Pane e piombo. Le voci dei palestinesi di Gaza sopravvissuti al sistema omicida di distribuzione alimentare. Costretti dal blocco degli aiuti, sfidano le esecuzioni di massa: 500 uccisi in meno di un mese, 3mila feriti. «Sono stato colpito mentre fuggivo, un cecchino mi ha preso alla schiena. Sono vivo ma altri no. Sono tornati nelle sacche per cadaveri», racconta Mohammad Al-Basyouni
L’11 giugno, prima dell’alba, Hatem Shaldan, 19 anni, e suo fratello Hamza, 23, sono andati ad aspettare i camion degli aiuti vicino al corridoio di Netzarim, nella Striscia di Gaza centrale. Speravano di tornare con un sacco di farina bianca per la loro famiglia di cinque persone. Hamza è tornato con il corpo del fratello minore avvolto in un sudario bianco. La famiglia Shaldan ha vissuto praticamente senza cibo per quasi due mesi a causa del blocco imposto da Israele, stipata in un’aula trasformata in rifugio nella parte orientale di Gaza City. La loro casa, un tempo vicina, è stata completamente distrutta da un attacco aereo israeliano nel gennaio 2024.
Verso l’1.30 del mattino, i due fratelli si sono uniti a decine di palestinesi affamati in Al-Rashid Street, lungo la costa, dopo aver sentito che dei camion che trasportavano farina sarebbero entrati nella Striscia. Due ore dopo, hanno sentito le grida «I camion stanno arrivando!», seguite immediatamente dal suono dei bombardamenti dell’artiglieria israeliana. «Non ci importava dei bombardamenti – racconta Hamza a +972 Magazine – Abbiamo solo corso verso le luci dei camion». Nel caos della folla, i fratelli si sono separati. Hamza è riuscito a prendere un sacco da 25 kg di farina. Quando è tornato al punto d’incontro concordato, Hatem non c’era.
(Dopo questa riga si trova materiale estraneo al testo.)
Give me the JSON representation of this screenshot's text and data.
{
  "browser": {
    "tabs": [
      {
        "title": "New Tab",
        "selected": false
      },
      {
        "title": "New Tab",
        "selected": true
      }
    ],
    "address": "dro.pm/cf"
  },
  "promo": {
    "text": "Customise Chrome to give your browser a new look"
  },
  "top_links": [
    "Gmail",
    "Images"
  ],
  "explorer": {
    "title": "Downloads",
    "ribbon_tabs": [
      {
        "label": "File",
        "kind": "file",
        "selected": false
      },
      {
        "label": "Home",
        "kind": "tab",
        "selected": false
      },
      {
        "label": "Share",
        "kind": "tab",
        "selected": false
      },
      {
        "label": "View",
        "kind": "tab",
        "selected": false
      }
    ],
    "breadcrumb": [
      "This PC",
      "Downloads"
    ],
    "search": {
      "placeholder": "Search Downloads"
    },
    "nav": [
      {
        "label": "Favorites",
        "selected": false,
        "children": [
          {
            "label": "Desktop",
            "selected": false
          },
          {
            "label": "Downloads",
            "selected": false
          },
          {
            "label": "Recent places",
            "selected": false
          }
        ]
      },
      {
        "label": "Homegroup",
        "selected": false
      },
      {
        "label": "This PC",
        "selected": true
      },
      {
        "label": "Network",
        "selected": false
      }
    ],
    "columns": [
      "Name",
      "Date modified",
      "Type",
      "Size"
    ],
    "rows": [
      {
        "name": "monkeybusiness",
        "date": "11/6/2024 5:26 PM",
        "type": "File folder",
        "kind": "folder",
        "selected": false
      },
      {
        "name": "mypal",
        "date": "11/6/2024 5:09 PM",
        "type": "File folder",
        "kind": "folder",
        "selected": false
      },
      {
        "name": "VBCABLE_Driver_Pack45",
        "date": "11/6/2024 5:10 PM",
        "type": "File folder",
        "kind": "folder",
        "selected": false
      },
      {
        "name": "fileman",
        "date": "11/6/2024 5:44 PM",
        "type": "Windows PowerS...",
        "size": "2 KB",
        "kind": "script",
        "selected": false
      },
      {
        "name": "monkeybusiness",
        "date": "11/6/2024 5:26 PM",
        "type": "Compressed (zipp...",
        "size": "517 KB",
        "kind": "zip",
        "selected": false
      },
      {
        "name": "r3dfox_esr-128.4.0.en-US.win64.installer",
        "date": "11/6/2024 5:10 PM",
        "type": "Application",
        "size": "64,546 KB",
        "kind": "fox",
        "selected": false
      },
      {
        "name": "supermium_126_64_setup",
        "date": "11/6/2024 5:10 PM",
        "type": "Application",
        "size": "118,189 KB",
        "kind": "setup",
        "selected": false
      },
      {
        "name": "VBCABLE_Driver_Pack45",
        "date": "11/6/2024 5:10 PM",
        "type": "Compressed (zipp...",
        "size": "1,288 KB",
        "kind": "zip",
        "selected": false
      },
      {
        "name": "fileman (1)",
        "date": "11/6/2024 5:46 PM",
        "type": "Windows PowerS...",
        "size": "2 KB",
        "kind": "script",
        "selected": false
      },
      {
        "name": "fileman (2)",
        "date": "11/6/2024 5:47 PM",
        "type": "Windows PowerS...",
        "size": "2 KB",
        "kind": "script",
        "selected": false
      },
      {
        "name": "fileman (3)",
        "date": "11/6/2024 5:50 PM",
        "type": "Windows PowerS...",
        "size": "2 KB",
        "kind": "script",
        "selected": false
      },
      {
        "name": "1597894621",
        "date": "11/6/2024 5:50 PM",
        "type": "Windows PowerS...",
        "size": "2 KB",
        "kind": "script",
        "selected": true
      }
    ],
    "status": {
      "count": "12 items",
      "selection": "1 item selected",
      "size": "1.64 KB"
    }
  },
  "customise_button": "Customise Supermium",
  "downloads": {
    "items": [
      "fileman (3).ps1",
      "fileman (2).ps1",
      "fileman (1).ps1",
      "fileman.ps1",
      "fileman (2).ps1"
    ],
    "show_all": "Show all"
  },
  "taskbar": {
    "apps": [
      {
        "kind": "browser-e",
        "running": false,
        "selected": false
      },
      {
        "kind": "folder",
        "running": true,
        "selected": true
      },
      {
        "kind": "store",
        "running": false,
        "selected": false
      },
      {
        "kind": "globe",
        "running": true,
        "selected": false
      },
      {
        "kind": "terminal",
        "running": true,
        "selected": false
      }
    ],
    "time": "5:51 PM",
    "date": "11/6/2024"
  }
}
«Ho continuato a chiamare il suo telefono, senza ottenere risposta – racconta Hamza – Il mio cuore batteva forte. Ho iniziato a vedere corpi morti. Mi rifiutavo di credere che mio fratello potesse essere tra loro». Alcune ore dopo la scomparsa di Hatem, Hamza ha ricevuto una telefonata da un amico: nei gruppi Whatsapp locali era apparsa la foto di un corpo non identificato, scattata all’ospedale Martiri di Al-Aqsa di Deir Al-Balah, nel centro di Gaza. Hamza ha mandato un cugino – un autista di tuk-tuk – a controllare. «Mezz’ora dopo ha richiamato, con la voce tremante. Mi ha detto che era Hatem».
Hamza è svenuto. Quando si è ripreso, la gente gli stava versando acqua sul viso. Si è precipitato all’ospedale, dove un uomo ferito dallo stesso colpo di artiglieria gli ha spiegato cosa era successo: Hatem e altre 15 persone avevano cercato di nascondersi tra l’erba alta quando i carri armati israeliani hanno aperto il fuoco. «Hatem è stato colpito da schegge nelle gambe – ha detto l’uomo – Ha sanguinato per ore. I cani li hanno accerchiati. Alla fine, quando sono arrivati altri camion di aiuti, la gente ha aiutato a spostare i corpi su uno di essi».
In totale 25 palestinesi sono stati uccisi quella mattina mentre aspettavano i camion dei soccorsi in via Al-Rashid. Hamza ha riportato il corpo di Hatem a Gaza City e lo ha seppellito accanto alla madre, uccisa da un cecchino israeliano nell’agosto del 2024. Un altro fratello, Khalid, 21 anni, era morto in un attacco aereo agennaio, mentre stava evacuando dei civili feriti sul suo carro a cavalli. «Hatem era la luce della nostra famiglia – dice Hamza – Dopo aver perso nostra madre e Khalid, è diventato il preferito di tutti, comprese mia nonna e le mie zie. Le visitava e le aiutava. Mia nonna è crollata quando ha visto il suo corpo. Piange ancora».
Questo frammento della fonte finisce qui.